El muerto, de
mala gana, le pidió que dejara de molestar. Pero él volvió a tocarle el hombro,
zamarreándolo un poco.
—Dale, Jesús,
despertáte.
—Bah —resolpló
Jesús. Dio media vuelta y se tapó la cabeza con la manta.
—Tenés que
resucitar, no la hagas más difícil.
El muerto llamado Jesús
ya no respondió. Arrodillado a su lado, el joven notó que ni siquiera respiraba
y la oscuridad del callejón no ayudaba en nada; apenas se distinguían las
siluetas. El murmullo de motores y ruedas en la avenida llegaba como en un sueño.

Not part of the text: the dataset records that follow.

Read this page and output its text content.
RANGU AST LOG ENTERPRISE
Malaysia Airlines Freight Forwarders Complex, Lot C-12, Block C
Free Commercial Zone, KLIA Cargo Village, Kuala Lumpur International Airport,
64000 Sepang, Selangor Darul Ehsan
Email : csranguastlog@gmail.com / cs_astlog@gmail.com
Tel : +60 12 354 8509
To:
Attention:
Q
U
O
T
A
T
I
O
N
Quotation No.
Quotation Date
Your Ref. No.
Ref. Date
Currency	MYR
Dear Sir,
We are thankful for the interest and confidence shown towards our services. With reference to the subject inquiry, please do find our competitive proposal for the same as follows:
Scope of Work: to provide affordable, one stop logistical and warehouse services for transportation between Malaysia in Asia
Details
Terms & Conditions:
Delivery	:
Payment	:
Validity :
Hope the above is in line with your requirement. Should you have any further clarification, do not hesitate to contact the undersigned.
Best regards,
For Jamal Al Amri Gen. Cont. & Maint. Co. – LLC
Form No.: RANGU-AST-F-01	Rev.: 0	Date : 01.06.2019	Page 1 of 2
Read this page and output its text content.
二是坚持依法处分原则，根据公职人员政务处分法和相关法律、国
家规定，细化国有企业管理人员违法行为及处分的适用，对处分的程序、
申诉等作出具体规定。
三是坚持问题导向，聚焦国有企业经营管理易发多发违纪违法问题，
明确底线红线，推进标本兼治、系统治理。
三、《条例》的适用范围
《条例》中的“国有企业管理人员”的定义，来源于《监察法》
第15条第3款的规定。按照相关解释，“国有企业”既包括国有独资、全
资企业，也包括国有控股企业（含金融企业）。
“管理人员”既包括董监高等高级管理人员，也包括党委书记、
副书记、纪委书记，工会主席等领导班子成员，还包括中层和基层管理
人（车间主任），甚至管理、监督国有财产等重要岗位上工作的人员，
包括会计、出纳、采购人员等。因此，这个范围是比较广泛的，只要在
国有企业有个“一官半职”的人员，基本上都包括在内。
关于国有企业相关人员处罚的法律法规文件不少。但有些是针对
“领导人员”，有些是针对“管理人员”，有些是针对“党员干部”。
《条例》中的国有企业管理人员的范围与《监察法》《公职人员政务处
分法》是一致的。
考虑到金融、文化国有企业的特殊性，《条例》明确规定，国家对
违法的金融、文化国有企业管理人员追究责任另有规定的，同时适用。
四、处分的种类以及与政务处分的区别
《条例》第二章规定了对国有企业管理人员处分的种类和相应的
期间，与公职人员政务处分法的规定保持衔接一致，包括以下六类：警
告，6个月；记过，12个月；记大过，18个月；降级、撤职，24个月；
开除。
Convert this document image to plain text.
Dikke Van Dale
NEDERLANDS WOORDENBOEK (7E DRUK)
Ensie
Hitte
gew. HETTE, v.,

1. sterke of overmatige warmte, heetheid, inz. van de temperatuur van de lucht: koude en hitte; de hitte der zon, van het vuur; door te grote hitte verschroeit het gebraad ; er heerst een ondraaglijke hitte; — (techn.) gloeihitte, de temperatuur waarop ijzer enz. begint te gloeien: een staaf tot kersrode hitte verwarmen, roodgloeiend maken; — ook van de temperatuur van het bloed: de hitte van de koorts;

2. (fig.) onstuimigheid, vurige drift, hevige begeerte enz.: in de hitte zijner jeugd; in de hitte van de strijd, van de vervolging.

Algo parecido a un ratón del tamaño de un gato salió de entre unas bolsas de basura y se alejó
corriendo, pegado a la pared. Todo quedó inmóvil y en silencio. El joven,
temiendo lo peor, extendió una mano temblorosa hacia la manta.
—¡Bu! —gritó el
muerto, incorporándose de pronto.
—¡Hijo de una
gran p…!
—Pordiosera
será tu vieja —completó Jesús, con la voz reseca.
—Casi me matás
del susto... ¡No respirabas!
—Los muertos no
necesitan oxígeno —dijo. Se desperezó y se puso de pie. —¿Qué querés, pibe?
¿Para qué me llamaste?
—Está todo
escrito, tenemos una misión que cumplir.
—¿Una misión?
¿Escrita dónde?
—Me dijeron y
les creí. Salgamos de acá.
Como no tenía
nada mejor que hacer, Jesús lo siguió. Caminaron tras los pasos del ratón
hasta la avenida y doblaron a la derecha. El ratón ya no estaba. En la vereda
no había más que vagabundos durmiendo apilados. Contaron unos siete u ocho en
la primera cuadra. Por la calle pasaban autos, colectivos y motos que se
perdían por el otro lado, que eran siempre los mismos. Jesús tiritaba envuelto
en su manta, con la ropa apolillada y unas sandalias viejas. Expuesto a los
faros y a las luces de la calle tenía una palidez de estatua, disimulada por la
mugre y las cagadas de paloma.
—Muero de
hambre —dijo, deteniéndose en la esquina, y vio que el otro lo miraba raro.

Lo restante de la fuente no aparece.